Non bastano 21 giorni per cambiare un'abitudine, dice lo psicologo BJ Fogg, non lasciatevi ingannare da alcuni articoli che semplificano eccessivamente la complessa macchina del cervello umano.  
21 giorni potrebbero essere pochi, ma anche troppi.
Spesso, tutto quello che serve è un sentimento positivo, un’emozione buona, una dose di festeggiamento. Celebrare è un ottimo modo per rafforzare i piccoli cambiamenti — e spianare la strada a quelli grandi.

Nel suo lavoro di ricerca, il dott Fogg ha scoperto che gli adulti hanno molti modi per dire a se stessi “ho fatto un pessimo lavoro” , mentre hanno pochissimi modi per dirsi “sono stato bravo." Ci concentriamo solo sulle nostre mancanze, giorno dopo giorno, anno dopo anno. 

Invece c’è un super-potere, alla portata di tutti, che permette di sentirsi bene in qualsiasi momento, e consente di cambiare le nostre abitudini e, in ultima analisi, la nostra vita. 
Sentirsi bene è una parte vitale del processo di cambiamento, e questa sensazione positiva si crea attraverso la tecnica della " celebrazione."
Quando si festeggia, si crea una sensazione di gioia, che "fissa" la nuova abitudine al cervello. 
La celebrazione è una tecnica utile sia per il cambiamento di un singolo comportamento sia, più in generale, per una ristrutturazione più profonda del nostro modo di approcciare la vita.

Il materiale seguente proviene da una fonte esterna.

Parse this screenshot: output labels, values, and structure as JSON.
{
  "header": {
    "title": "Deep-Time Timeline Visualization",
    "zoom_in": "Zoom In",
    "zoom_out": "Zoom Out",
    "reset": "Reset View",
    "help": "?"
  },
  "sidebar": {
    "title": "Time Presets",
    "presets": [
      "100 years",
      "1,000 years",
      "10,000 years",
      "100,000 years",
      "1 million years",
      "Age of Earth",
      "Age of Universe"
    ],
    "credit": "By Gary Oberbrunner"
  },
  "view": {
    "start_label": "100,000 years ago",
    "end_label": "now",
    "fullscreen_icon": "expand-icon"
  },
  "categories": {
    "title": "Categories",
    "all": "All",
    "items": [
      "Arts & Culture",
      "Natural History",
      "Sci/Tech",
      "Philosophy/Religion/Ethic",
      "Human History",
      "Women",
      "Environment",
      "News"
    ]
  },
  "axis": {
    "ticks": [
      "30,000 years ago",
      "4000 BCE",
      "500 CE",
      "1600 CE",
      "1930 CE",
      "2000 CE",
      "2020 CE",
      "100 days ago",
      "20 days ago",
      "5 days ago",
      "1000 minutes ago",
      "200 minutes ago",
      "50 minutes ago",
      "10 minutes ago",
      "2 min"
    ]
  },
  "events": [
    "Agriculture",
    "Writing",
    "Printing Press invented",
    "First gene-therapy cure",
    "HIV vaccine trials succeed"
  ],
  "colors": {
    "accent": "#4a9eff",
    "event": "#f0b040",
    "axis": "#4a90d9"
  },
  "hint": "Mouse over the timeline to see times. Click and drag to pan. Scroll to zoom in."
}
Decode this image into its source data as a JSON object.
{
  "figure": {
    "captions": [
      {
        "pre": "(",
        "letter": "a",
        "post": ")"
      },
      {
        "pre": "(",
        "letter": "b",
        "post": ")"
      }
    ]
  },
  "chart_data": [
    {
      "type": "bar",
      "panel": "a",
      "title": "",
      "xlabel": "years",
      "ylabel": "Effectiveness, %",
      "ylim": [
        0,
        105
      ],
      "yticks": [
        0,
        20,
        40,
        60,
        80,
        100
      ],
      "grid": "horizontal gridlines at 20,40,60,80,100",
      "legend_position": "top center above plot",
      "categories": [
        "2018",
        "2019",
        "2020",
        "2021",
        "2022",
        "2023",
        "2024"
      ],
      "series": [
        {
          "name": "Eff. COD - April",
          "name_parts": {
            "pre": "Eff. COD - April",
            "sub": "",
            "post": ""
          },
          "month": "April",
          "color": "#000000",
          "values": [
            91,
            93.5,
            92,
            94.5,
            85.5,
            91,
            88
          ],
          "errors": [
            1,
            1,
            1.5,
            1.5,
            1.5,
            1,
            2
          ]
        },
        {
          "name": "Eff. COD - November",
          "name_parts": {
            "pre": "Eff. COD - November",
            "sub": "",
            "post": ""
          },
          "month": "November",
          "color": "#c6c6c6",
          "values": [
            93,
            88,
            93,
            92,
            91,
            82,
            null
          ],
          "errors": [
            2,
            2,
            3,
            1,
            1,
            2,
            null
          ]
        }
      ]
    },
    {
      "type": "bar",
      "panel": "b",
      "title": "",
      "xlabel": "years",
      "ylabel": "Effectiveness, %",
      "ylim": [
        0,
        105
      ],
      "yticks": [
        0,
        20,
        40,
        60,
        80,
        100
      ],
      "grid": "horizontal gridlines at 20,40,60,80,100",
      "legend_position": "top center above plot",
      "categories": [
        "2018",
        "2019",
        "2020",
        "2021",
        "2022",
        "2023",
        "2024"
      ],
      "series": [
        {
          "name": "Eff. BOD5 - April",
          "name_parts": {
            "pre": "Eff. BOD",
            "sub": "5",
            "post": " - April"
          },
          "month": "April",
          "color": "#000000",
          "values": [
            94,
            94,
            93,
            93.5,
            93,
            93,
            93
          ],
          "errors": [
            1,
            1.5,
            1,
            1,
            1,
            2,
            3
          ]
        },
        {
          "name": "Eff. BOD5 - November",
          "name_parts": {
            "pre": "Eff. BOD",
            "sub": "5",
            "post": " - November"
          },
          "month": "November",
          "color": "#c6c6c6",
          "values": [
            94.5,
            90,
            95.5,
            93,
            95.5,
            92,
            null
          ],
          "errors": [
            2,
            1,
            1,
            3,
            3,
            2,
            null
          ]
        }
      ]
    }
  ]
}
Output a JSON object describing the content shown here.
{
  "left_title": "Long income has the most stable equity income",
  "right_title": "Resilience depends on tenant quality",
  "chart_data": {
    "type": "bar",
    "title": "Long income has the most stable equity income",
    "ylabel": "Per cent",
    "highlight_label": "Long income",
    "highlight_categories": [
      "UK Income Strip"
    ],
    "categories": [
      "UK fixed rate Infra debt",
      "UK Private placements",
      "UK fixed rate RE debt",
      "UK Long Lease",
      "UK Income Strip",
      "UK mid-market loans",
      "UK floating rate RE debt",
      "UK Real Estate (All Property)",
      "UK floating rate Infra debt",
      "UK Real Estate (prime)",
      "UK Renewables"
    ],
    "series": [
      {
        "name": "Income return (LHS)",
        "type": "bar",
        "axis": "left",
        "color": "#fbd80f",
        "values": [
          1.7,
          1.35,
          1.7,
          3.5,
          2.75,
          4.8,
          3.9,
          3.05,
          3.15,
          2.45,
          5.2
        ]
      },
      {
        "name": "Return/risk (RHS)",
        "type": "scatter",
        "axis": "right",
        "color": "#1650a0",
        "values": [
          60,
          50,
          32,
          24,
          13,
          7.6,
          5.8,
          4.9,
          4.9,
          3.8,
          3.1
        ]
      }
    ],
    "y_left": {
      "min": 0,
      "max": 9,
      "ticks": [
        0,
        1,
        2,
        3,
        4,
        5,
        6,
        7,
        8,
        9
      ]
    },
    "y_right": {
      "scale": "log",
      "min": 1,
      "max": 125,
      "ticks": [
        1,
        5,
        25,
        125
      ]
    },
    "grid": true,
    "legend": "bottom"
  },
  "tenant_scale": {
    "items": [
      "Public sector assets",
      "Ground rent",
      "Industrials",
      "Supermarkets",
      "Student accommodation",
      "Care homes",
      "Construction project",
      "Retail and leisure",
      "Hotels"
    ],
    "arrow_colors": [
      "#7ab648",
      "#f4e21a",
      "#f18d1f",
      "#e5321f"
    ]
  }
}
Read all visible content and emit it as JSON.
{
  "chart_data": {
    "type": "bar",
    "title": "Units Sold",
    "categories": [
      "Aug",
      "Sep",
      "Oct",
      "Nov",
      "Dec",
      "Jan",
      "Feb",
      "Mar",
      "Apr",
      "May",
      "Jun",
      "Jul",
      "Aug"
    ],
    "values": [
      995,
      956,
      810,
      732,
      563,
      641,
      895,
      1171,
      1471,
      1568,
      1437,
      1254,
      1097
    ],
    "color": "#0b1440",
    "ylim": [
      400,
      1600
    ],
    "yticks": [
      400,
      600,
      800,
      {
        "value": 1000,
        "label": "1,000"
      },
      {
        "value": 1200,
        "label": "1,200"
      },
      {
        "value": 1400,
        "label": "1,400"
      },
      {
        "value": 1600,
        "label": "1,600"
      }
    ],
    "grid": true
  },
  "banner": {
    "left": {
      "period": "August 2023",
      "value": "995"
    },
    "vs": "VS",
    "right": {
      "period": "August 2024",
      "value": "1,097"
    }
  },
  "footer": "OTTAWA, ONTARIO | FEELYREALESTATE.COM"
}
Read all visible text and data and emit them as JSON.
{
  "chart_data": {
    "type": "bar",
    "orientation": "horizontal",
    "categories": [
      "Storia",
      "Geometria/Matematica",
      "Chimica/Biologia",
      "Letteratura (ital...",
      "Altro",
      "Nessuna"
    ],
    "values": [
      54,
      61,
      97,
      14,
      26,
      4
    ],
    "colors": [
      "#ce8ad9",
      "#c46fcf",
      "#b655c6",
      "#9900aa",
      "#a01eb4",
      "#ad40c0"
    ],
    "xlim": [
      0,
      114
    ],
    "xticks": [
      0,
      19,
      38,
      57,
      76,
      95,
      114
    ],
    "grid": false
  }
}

Il dottor Fogg ci fa un esempio piccolo, curioso e tenero di come lui stesso scoprì il potere del “celebrare”. Cercava di adottare l’abitudine di usare il filo interdentale, in un momento della vita in cui era pesantemente sotto stress: la sua nuova attività stava fallendo, e suo nipote era da poco morto tragicamente. A causa di quegli eventi non dormiva bene da settimane. Era così ansioso che la maggior parte delle notti si alzava alle 3 a fare l'unica cosa che lo calmava: guardare video di cuccioli su Internet.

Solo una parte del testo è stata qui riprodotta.